The book "Metric Spaces" by Babu Ram says this about the proof of Cantor's Intersection Theorem:
Create nested intervals $F_{n+1}\subset F_n$ such that $\lim_{n\to\infty}\text{diameter}(F_n)=0$. Choose points $x_i\in F_i$. $\{x_i\}$ is a cauchy sequence. Hence, by the completeness property of the metric space, it has a limit point in the space. Let it be $a$. Our claim is that $a\in\bigcap_{i=1}^{\infty} F_i$.

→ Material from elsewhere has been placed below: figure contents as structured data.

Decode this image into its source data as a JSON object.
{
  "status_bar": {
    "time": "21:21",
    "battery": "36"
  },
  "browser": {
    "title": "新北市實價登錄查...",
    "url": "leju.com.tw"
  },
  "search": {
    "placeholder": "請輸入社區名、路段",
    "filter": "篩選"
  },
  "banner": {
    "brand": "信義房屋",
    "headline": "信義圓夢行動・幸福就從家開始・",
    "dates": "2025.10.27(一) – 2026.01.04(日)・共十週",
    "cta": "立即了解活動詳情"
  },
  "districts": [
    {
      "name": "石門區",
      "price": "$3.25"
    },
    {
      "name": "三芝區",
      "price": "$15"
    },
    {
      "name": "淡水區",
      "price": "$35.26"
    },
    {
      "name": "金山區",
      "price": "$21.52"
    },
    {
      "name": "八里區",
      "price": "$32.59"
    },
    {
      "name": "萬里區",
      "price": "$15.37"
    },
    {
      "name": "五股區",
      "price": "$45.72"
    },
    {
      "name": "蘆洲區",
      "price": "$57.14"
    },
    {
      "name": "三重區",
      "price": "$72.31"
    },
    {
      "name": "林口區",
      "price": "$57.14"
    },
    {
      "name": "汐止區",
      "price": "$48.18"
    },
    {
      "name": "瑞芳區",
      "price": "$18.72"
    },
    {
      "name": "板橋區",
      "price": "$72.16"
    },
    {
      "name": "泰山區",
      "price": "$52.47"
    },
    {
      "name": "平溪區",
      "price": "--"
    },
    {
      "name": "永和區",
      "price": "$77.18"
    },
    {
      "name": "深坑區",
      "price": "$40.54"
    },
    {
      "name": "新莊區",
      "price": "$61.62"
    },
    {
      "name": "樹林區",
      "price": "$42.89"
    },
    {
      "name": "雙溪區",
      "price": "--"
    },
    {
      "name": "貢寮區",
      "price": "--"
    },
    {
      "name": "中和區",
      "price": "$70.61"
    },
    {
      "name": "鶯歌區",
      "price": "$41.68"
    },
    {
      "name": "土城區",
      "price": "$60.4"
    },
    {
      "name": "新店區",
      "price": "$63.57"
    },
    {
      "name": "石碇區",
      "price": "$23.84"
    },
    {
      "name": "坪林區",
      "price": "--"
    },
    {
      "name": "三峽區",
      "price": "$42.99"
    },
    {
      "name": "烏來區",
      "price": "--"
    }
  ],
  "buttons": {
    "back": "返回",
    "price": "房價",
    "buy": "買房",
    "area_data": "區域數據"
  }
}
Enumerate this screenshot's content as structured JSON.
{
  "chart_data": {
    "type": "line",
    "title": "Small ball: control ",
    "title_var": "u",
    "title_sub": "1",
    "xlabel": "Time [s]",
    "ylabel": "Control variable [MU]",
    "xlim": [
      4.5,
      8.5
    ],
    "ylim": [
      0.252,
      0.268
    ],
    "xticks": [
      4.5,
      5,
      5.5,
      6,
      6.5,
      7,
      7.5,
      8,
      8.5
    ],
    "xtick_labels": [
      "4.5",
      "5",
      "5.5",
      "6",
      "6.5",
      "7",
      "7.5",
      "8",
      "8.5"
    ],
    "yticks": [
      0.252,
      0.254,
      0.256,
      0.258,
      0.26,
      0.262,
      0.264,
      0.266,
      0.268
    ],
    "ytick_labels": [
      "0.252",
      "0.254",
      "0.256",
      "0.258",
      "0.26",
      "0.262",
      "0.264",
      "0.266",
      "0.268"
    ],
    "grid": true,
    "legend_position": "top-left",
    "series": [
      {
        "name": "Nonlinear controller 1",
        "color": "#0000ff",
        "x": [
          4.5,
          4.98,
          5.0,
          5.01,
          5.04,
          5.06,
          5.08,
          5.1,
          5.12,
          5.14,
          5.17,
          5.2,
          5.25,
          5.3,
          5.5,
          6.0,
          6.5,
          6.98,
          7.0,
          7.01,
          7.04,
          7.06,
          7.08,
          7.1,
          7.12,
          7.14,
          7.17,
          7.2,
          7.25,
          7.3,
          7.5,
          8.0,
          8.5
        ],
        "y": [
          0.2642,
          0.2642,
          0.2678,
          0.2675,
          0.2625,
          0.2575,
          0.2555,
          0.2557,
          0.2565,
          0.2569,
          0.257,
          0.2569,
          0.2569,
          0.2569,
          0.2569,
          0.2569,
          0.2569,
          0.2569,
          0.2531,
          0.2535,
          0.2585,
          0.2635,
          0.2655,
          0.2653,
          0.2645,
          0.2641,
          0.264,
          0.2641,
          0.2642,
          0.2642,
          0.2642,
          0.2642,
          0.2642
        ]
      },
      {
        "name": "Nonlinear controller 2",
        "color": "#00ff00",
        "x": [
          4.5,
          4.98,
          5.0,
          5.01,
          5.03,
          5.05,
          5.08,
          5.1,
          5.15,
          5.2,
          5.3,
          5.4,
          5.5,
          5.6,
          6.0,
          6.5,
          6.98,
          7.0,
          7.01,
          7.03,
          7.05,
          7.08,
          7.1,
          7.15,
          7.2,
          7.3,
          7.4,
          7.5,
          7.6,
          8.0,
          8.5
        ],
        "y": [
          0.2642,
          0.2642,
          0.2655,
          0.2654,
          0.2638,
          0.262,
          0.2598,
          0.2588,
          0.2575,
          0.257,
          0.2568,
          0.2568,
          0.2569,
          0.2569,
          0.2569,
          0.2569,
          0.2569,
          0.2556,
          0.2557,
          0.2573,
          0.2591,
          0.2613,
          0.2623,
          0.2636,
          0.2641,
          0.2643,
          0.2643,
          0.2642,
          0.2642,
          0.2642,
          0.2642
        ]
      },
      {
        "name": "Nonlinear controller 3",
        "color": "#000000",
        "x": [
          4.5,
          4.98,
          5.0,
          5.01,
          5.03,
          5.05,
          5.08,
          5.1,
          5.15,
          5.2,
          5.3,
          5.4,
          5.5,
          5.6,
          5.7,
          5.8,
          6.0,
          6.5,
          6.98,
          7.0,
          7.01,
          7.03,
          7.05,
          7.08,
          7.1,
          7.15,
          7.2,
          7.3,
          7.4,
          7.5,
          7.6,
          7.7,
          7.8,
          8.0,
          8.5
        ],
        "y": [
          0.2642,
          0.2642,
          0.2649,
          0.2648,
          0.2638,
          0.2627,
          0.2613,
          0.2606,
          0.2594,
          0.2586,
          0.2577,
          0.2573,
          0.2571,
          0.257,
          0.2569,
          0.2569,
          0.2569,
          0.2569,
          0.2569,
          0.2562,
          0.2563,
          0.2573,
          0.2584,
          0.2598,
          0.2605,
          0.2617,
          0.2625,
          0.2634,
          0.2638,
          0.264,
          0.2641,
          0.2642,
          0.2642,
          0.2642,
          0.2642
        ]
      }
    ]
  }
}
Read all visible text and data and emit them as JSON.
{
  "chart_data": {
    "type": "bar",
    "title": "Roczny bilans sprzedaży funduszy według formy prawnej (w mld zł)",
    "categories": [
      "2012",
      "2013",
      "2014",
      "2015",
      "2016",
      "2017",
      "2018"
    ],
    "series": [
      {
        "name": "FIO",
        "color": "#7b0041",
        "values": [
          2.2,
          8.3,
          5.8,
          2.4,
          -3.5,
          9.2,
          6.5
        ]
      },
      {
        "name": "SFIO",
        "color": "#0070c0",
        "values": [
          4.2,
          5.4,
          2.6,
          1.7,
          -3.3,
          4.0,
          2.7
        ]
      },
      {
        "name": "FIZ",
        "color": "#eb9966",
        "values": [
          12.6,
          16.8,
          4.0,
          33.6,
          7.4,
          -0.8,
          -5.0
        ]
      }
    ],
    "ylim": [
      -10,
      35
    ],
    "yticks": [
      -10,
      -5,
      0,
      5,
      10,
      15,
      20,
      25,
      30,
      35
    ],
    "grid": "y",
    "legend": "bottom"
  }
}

Let us assume to the contrary. Then there is an $F_k$ such that $a\notin F_k$, and hence $a\notin F_j$ for all $j\geq k$. Let $r=d(a,F_k)$. Then $r>0$. Hence, $B(a,\frac{r}{2})$ does not contain any of the points $x_e$, $e\geq k$. Therefore, it can't be the limit point of $\{x_i\}$.
My question
Why can't $r=0$? For example, if $F_k=(1,2)$, and $a=1$, then $$d(a,F_k)=\inf\{ d(a,y): y\in F_k\}=0$$ If $r=0$, then doesn't this whole proof fall flat? Clearly checking whether $B(a,0)$ contains any of the points of $\{x_i\}$, and hence checking whether it is a convergent point of $\{x_i\}$ makes no sense.
Best Answer
The intervals $F_n$ are closed intervals, and hence, are a positive distance from any point outside of them. More generally, in any metric space, closed sets are a positive distance from any point outside them, since the closed set's complement is an open neighborhood of the point.